Le navire I - Décision

Avant tout :
" Cet épisode est une introduction à mon recrutement de guilde pour Le Saint-Greyneas, navire de flibustier mené par la belle Hedessa et croisant sur toutes les mers d'Azeroth. J'avais en tête Kheorn, le second du navie, lorsque j'ai imaginé le passage du druide. "

 

Assise, immobile tel un rocher millénaire, ses yeux tournés vers la grande mer, pas un tressaillement, pas un clignement des yeux ne laissaient deviner la vie dans ce corps maigre et élancé. Le vent porteur des effluves marines venait fouetter le visage à l’ovale parfait, au petit nez bien dessiné, illuminé par des yeux à l’éclat brillant. Seuls, ses cheveux blond pâles ondulaient au vent, tels des fils d’argent ayant une vie propre. A ses côtés, l’imposant lion noir qui la suivait en tout temps comme sa propre ombre bâillait et surveillait les alentours, s’ébrouant violemment à chaque coup de vent, comme une vivante manifestation de désapprobation.

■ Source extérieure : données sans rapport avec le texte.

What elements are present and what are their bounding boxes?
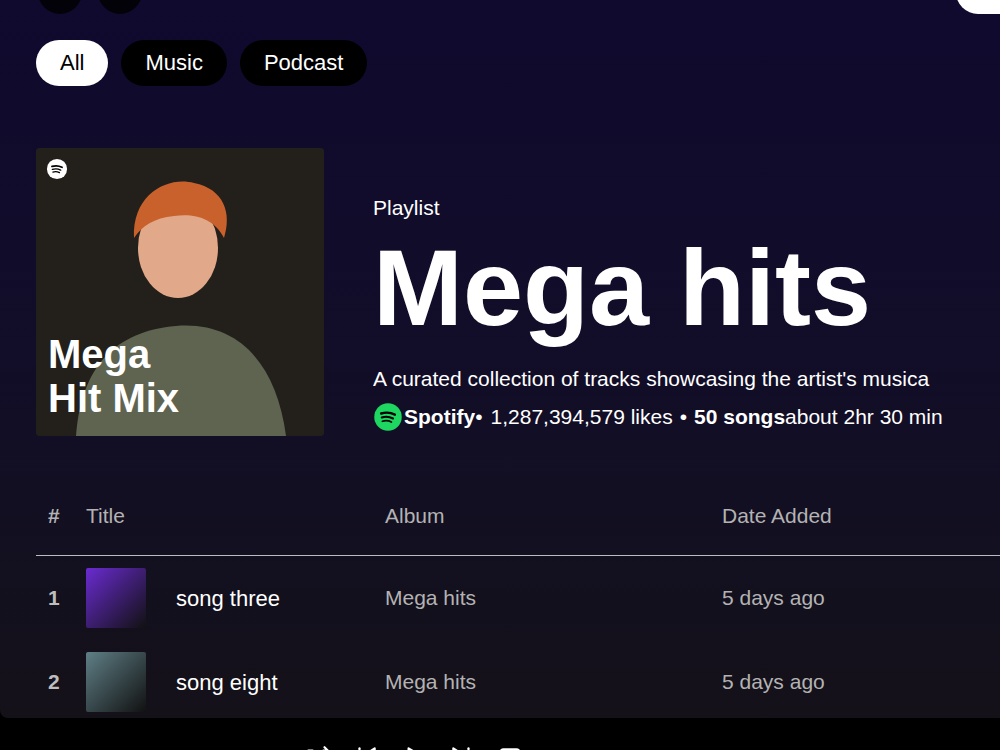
playlist-header: Mega Hit Mix Playlist Mega hits A curated c… — [0, 148, 1000, 436]
separator: • — [680, 402, 687, 432]
playlist-description: A curated collection of tracks showcasin… — [373, 366, 1000, 392]
filter-chip[interactable]: Podcast — [240, 40, 368, 86]
top-bar — [0, 0, 1000, 14]
filter-bar: All Music Podcast — [0, 40, 1000, 86]
column-header: Album — [385, 503, 722, 529]
owner-name[interactable]: Spotify — [404, 402, 475, 432]
previous-icon[interactable] — [353, 744, 379, 750]
duration: about 2hr 30 min — [785, 402, 943, 432]
user-button[interactable] — [956, 0, 1000, 14]
filter-chip[interactable]: All — [36, 40, 108, 86]
column-header: Date Added — [722, 503, 1000, 529]
track-date-added: 5 days ago — [722, 666, 1000, 698]
songs-count: 50 songs — [694, 402, 785, 432]
forward-icon[interactable] — [98, 0, 142, 14]
playlist-type: Playlist — [373, 196, 1000, 220]
track-number: 1 — [36, 582, 86, 614]
column-header: Title — [86, 503, 385, 529]
track-title[interactable]: song three — [176, 582, 280, 615]
column-header: # — [36, 503, 86, 529]
track-thumbnail — [86, 652, 146, 712]
table-header: #TitleAlbumDate Added — [36, 495, 1000, 556]
spotify-logo-icon — [46, 158, 68, 180]
track-title[interactable]: song eight — [176, 666, 278, 699]
player-bar — [0, 718, 1000, 750]
track-thumbnail — [86, 568, 146, 628]
next-icon[interactable] — [449, 744, 475, 750]
play-icon[interactable] — [401, 744, 427, 750]
title-cell: song three — [86, 568, 385, 628]
playlist-title: Mega hits — [373, 232, 1000, 344]
track-album[interactable]: Mega hits — [385, 582, 722, 614]
back-icon[interactable] — [38, 0, 82, 14]
filter-chip[interactable]: Music — [121, 40, 226, 86]
playlist-info: Playlist Mega hits A curated collection of… — [373, 148, 1000, 436]
track-number: 2 — [36, 666, 86, 698]
likes-count: 1,287,394,579 likes — [491, 402, 673, 432]
shuffle-icon[interactable] — [305, 744, 331, 750]
title-cell: song eight — [86, 652, 385, 712]
cover-caption: Mega Hit Mix — [48, 332, 198, 420]
track-date-added: 5 days ago — [722, 582, 1000, 614]
table-row[interactable]: 2 song eight Mega hits5 days ago — [36, 640, 1000, 718]
spotify-logo-icon — [373, 402, 403, 432]
playlist-cover: Mega Hit Mix — [36, 148, 324, 436]
separator: • — [475, 402, 482, 432]
track-table: #TitleAlbumDate Added 1 song three Mega hit… — [36, 495, 1000, 718]
table-row[interactable]: 1 song three Mega hits5 days ago — [36, 556, 1000, 640]
main-panel: AllMusicPodcastMega Hit MixPlaylistMega … — [0, 0, 1000, 718]
track-album[interactable]: Mega hits — [385, 666, 722, 698]
playlist-stats: Spotify•1,287,394,579 likes•50 songsabou… — [373, 402, 1000, 432]
repeat-icon[interactable] — [497, 744, 523, 750]
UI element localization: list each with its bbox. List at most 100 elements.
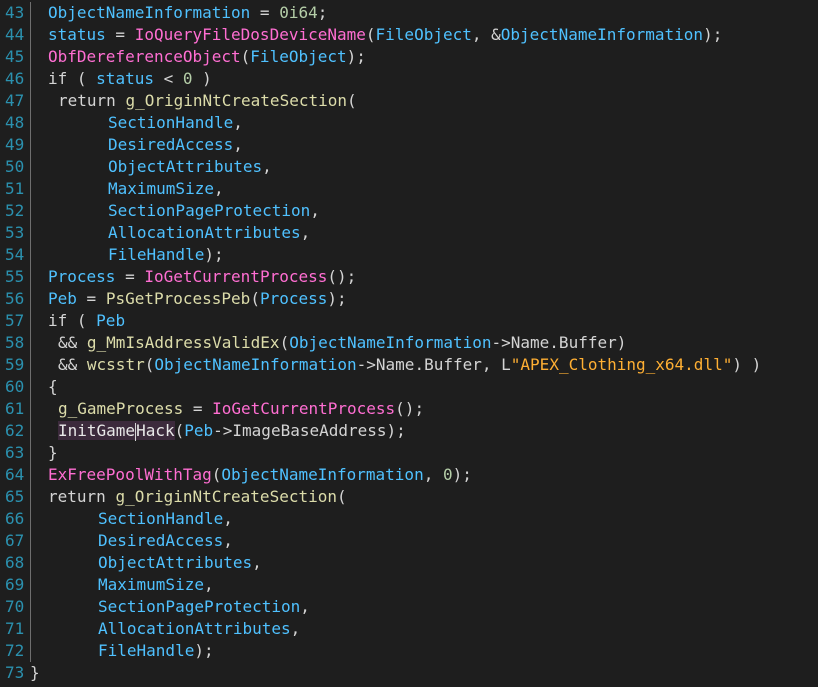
code-line[interactable]: g_GameProcess = IoGetCurrentProcess(); (58, 398, 424, 420)
code-line[interactable]: if ( status < 0 ) (48, 68, 212, 90)
code-token-op: , (233, 135, 243, 154)
code-token-global[interactable]: g_GameProcess (58, 399, 183, 418)
code-token-identifier[interactable]: status (96, 69, 154, 88)
fold-guide (30, 376, 31, 398)
line-gutter-row: 44 (0, 24, 34, 46)
code-token-identifier[interactable]: FileObject (376, 25, 472, 44)
line-number: 43 (5, 3, 25, 22)
code-token-global[interactable]: g_MmIsAddressValidEx (87, 333, 280, 352)
code-token-identifier[interactable]: ObjectNameInformation (154, 355, 356, 374)
code-token-identifier[interactable]: ObjectNameInformation (501, 25, 703, 44)
code-token-identifier[interactable]: status (48, 25, 106, 44)
code-token-identifier[interactable]: ObjectNameInformation (221, 465, 423, 484)
code-line[interactable]: SectionPageProtection, (98, 596, 310, 618)
line-number: 66 (5, 509, 25, 528)
code-line[interactable]: && wcsstr(ObjectNameInformation->Name.Bu… (58, 354, 761, 376)
code-token-func-def[interactable]: InitGameHack (58, 421, 175, 441)
code-token-global[interactable]: PsGetProcessPeb (106, 289, 251, 308)
code-token-identifier[interactable]: ObjectAttributes (98, 553, 252, 572)
code-line[interactable]: ObfDereferenceObject(FileObject); (48, 46, 366, 68)
code-token-function[interactable]: IoGetCurrentProcess (212, 399, 395, 418)
code-token-global[interactable]: wcsstr (87, 355, 145, 374)
code-token-op: = (250, 3, 280, 22)
code-line[interactable]: InitGameHack(Peb->ImageBaseAddress); (58, 420, 406, 442)
code-line[interactable]: MaximumSize, (108, 178, 224, 200)
fold-guide (30, 640, 31, 662)
line-gutter-row: 57 (0, 310, 34, 332)
code-token-identifier[interactable]: SectionPageProtection (98, 597, 300, 616)
code-token-number: 0 (442, 465, 453, 484)
code-token-identifier[interactable]: Process (48, 267, 115, 286)
code-token-identifier[interactable]: ObjectAttributes (108, 157, 262, 176)
line-number: 59 (5, 355, 25, 374)
code-line[interactable]: SectionPageProtection, (108, 200, 320, 222)
code-token-identifier[interactable]: Peb (96, 311, 125, 330)
code-token-identifier[interactable]: FileHandle (108, 245, 204, 264)
line-gutter-row: 73 (0, 662, 34, 684)
code-line[interactable]: Peb = PsGetProcessPeb(Process); (48, 288, 347, 310)
code-token-identifier[interactable]: Peb (184, 421, 213, 440)
code-line[interactable]: if ( Peb (48, 310, 125, 332)
code-line[interactable]: AllocationAttributes, (98, 618, 300, 640)
code-token-identifier[interactable]: ObjectNameInformation (48, 3, 250, 22)
code-token-identifier[interactable]: DesiredAccess (98, 531, 223, 550)
code-line[interactable]: } (30, 662, 40, 684)
code-line[interactable]: ObjectAttributes, (98, 552, 262, 574)
code-token-op: , (423, 465, 443, 484)
fold-guide (30, 464, 31, 486)
code-token-global[interactable]: g_OriginNtCreateSection (125, 91, 347, 110)
code-line[interactable]: MaximumSize, (98, 574, 214, 596)
code-line[interactable]: AllocationAttributes, (108, 222, 310, 244)
code-line[interactable]: ExFreePoolWithTag(ObjectNameInformation,… (48, 464, 472, 486)
code-line[interactable]: FileHandle); (108, 244, 224, 266)
line-number: 57 (5, 311, 25, 330)
code-token-identifier[interactable]: DesiredAccess (108, 135, 233, 154)
line-gutter-row: 60 (0, 376, 34, 398)
code-line[interactable]: ObjectNameInformation = 0i64; (48, 2, 327, 24)
code-token-identifier[interactable]: Peb (48, 289, 77, 308)
code-line[interactable]: DesiredAccess, (98, 530, 233, 552)
code-line[interactable]: return g_OriginNtCreateSection( (48, 486, 347, 508)
code-line[interactable]: && g_MmIsAddressValidEx(ObjectNameInform… (58, 332, 626, 354)
code-line[interactable]: } (48, 442, 58, 464)
code-token-global[interactable]: g_OriginNtCreateSection (115, 487, 337, 506)
code-token-identifier[interactable]: MaximumSize (98, 575, 204, 594)
code-token-identifier[interactable]: AllocationAttributes (98, 619, 291, 638)
fold-guide (30, 222, 31, 244)
code-token-identifier[interactable]: SectionHandle (98, 509, 223, 528)
code-token-op: ( (67, 69, 97, 88)
code-token-string-prefix: L (501, 355, 511, 374)
code-line[interactable]: { (48, 376, 58, 398)
code-line[interactable]: ObjectAttributes, (108, 156, 272, 178)
code-line[interactable]: status = IoQueryFileDosDeviceName(FileOb… (48, 24, 722, 46)
line-number: 48 (5, 113, 25, 132)
code-token-function[interactable]: ObfDereferenceObject (48, 47, 241, 66)
code-editor[interactable]: 43 44 45 46 47 48 49 50 51 52 53 54 55 56 57 58 59 60 61 62… (0, 0, 818, 687)
code-token-identifier[interactable]: FileHandle (98, 641, 194, 660)
code-token-op: ; (317, 3, 328, 22)
code-token-identifier[interactable]: Process (260, 289, 327, 308)
code-token-identifier[interactable]: FileObject (250, 47, 346, 66)
code-line[interactable]: return g_OriginNtCreateSection( (58, 90, 357, 112)
line-gutter-row: 68 (0, 552, 34, 574)
line-number: 64 (5, 465, 25, 484)
code-token-function[interactable]: ExFreePoolWithTag (48, 465, 212, 484)
line-gutter-row: 61 (0, 398, 34, 420)
code-token-op (116, 91, 126, 110)
code-token-identifier[interactable]: ObjectNameInformation (289, 333, 491, 352)
code-token-function[interactable]: IoGetCurrentProcess (144, 267, 327, 286)
code-line[interactable]: FileHandle); (98, 640, 214, 662)
code-line[interactable]: Process = IoGetCurrentProcess(); (48, 266, 356, 288)
line-number: 73 (5, 663, 25, 682)
code-token-identifier[interactable]: AllocationAttributes (108, 223, 301, 242)
code-token-identifier[interactable]: SectionHandle (108, 113, 233, 132)
code-token-op: , (290, 619, 301, 638)
code-line[interactable]: SectionHandle, (108, 112, 243, 134)
code-token-identifier[interactable]: SectionPageProtection (108, 201, 310, 220)
code-token-identifier[interactable]: MaximumSize (108, 179, 214, 198)
code-line[interactable]: DesiredAccess, (108, 134, 243, 156)
line-gutter-row: 54 (0, 244, 34, 266)
code-token-function[interactable]: IoQueryFileDosDeviceName (135, 25, 366, 44)
line-gutter-row: 59 (0, 354, 34, 376)
code-line[interactable]: SectionHandle, (98, 508, 233, 530)
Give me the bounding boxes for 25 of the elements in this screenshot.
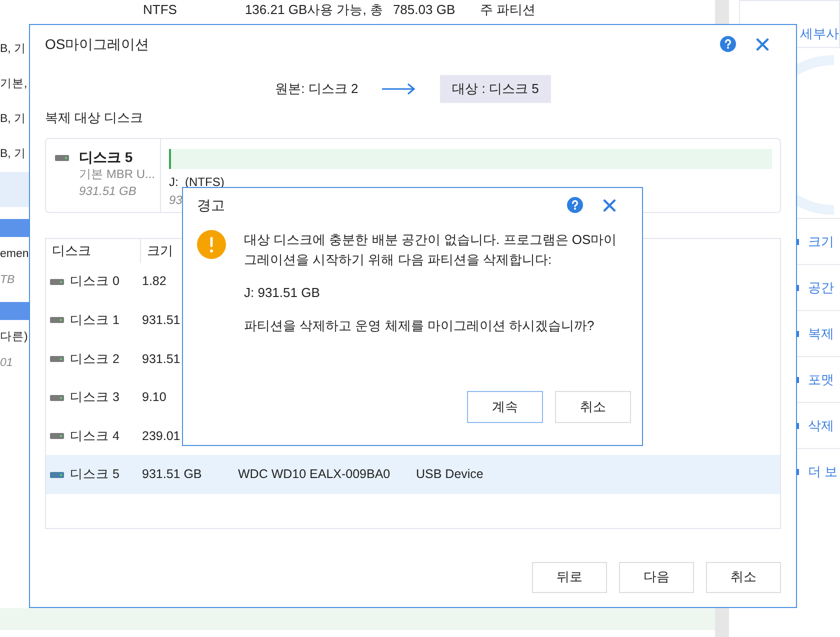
confirm-question: 파티션을 삭제하고 운영 체제를 마이그레이션 하시겠습니까? — [244, 317, 596, 335]
filesystem-text: NTFS — [143, 1, 177, 20]
partition-info-text: B, 기 — [0, 146, 26, 162]
partition-type-text: 주 파티션 — [480, 1, 536, 20]
partition-info-text: B, 기 — [0, 42, 26, 57]
disk-name: 디스크 5 — [79, 148, 134, 166]
total-size-text: 785.03 GB — [392, 1, 456, 20]
partition-info-text: 다른) — [0, 330, 28, 345]
partition-label: J: (NTFS) — [169, 174, 224, 190]
dialog-title: OS마이그레이션 — [45, 34, 150, 54]
partition-info-text: emen — [0, 246, 29, 262]
warning-message: 대상 디스크에 충분한 배분 공간이 없습니다. 프로그램은 OS마이그레이션을 시작하기 위해 다음 파티션을 삭제합니다: — [244, 231, 618, 269]
target-disk-chip: 대상 : 디스크 5 — [440, 75, 551, 103]
source-disk-text: 원본: 디스크 2 — [275, 80, 358, 98]
disk-type: 기본 MBR U... — [79, 166, 156, 182]
free-space-text: 136.21 GB사용 가능, 총 — [244, 1, 383, 20]
partition-size-text: TB — [0, 273, 15, 288]
partition-text: J: 931.51 GB — [244, 284, 321, 302]
partition-info-text: B, 기 — [0, 112, 26, 127]
warning-title: 경고 — [197, 196, 225, 214]
disk-size: 931.51 GB — [79, 182, 138, 200]
partition-size: 93 — [169, 192, 182, 208]
partition-size-text: 01 — [0, 356, 13, 372]
partition-info-text: 기본, — [0, 76, 28, 92]
section-label: 복제 대상 디스크 — [45, 109, 144, 127]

Soudain, un léger tressaillement de sa maitresse le fit reporter son attention sur elle. L’elfe, lentement, s’étira et se redressa. Sa haute taille se détacha comme une tache pâle sur le ciel qui s’assombrissait rapidement, engloutit par le crépuscule. Elle ne portait pas son armure, qu’elle réservait aux expéditions dans les terres inhospitalière. Elle était simplement vêtue d’une courte chemise et d’un pantalon de toile noire que recouvraient des bottes en cuir souple ; un court poignard de chasse pendait à ses côtés. Elle reporta son attention sur les bateaux qui se balançaient mollement à quai, tirant sur leurs attaches ; l’un d’entre eux l’intéressait plus particulièrement : au ponton le plus éloigné était amarré un grand navire, taillé pour la haute mer et la vitesse. Il n’arborait aucun des fanions habituels de l’alliance, ni même aucun fanions connu aux alentours de la cité blanche. Au plus haut de son mât, un drapeau noir flanqué d’un simple symbole runique semblait narguer les curieux. L’elfe s’était renseignée à son propos. Elle savait comment faire parler les gardes, même si une bonne partie de ses dernières économies avait dû y passer. Mais cela avait été payant car elle en avait appris plus qu’elle ne l’aurait désiré.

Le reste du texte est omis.